Selain itu, virus penyebab Covid-19 juga masih terus bermutasi hingga saat ini. Sampai Jumat (10/6/2022), telah ditemukan empat kasus subvarian Covid-19 Omicron baru (BA.4 dan BA.5) di Indonesia. Walaupun belum ditemukan perbedaan tingkat keparahan yang signifikan antara varian ini dan varian Omicron lainnya, subvarian ini terbukti memiliki kemampuan untuk lolos dari sistem kekebalan tubuh. Hal ini terlihat dari pasien yang terinfeksi meskipun telah mendapat vaksin lebih dari dua dosis.
Tak mengherankan, masih cukup banyak juga komponen masyarakat yang merasa belum sepakat dengan transisi status yang tengah disiapkan oleh pemerintah. Setidaknya, seperempat dari responden menyatakan ketidaksetujuannya dengan rencana ini. Pengalaman digempur wabah yang telah dialami selama dua tahun terakhir membuat mereka ragu akan kemampuan pemerintah menghadapi gelombang Covid-19 di kemudian hari.

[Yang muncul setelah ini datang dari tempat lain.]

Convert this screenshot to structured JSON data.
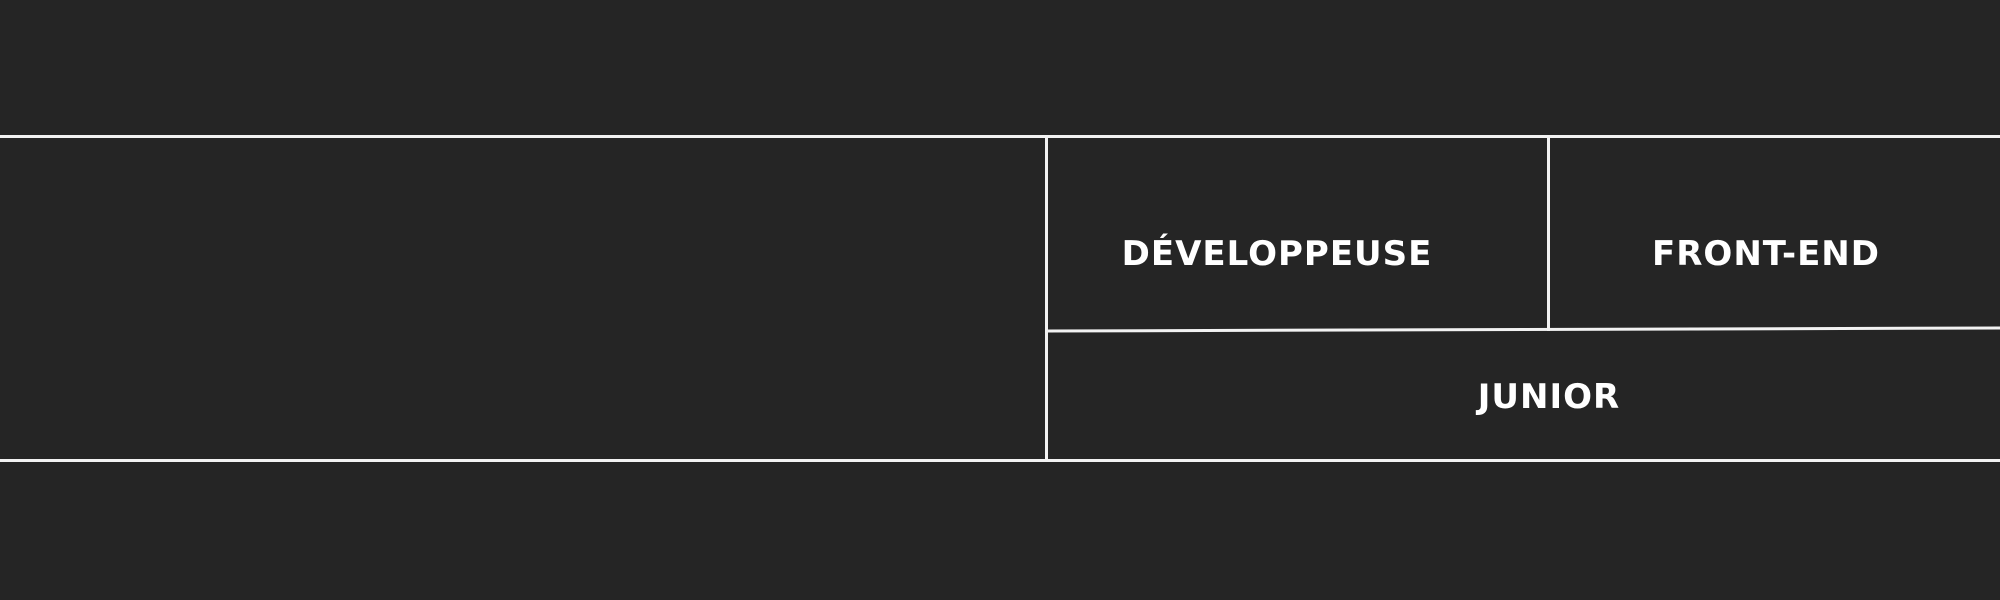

Maka, potensi perburukan ini perlu untuk selalu menjadi bahan pertimbangan pemerintah ketika meramu kebijakan transisi. Tentu, semua pihak berharap agar pandemi bisa segera berakhir dan kehidupan bisa kembali ”normal”. Pada akhirnya, kehidupan di tengah pandemi yang menuju era transisi ke endemi ini tetap harus dijalani dengan penuh kewaspadaan.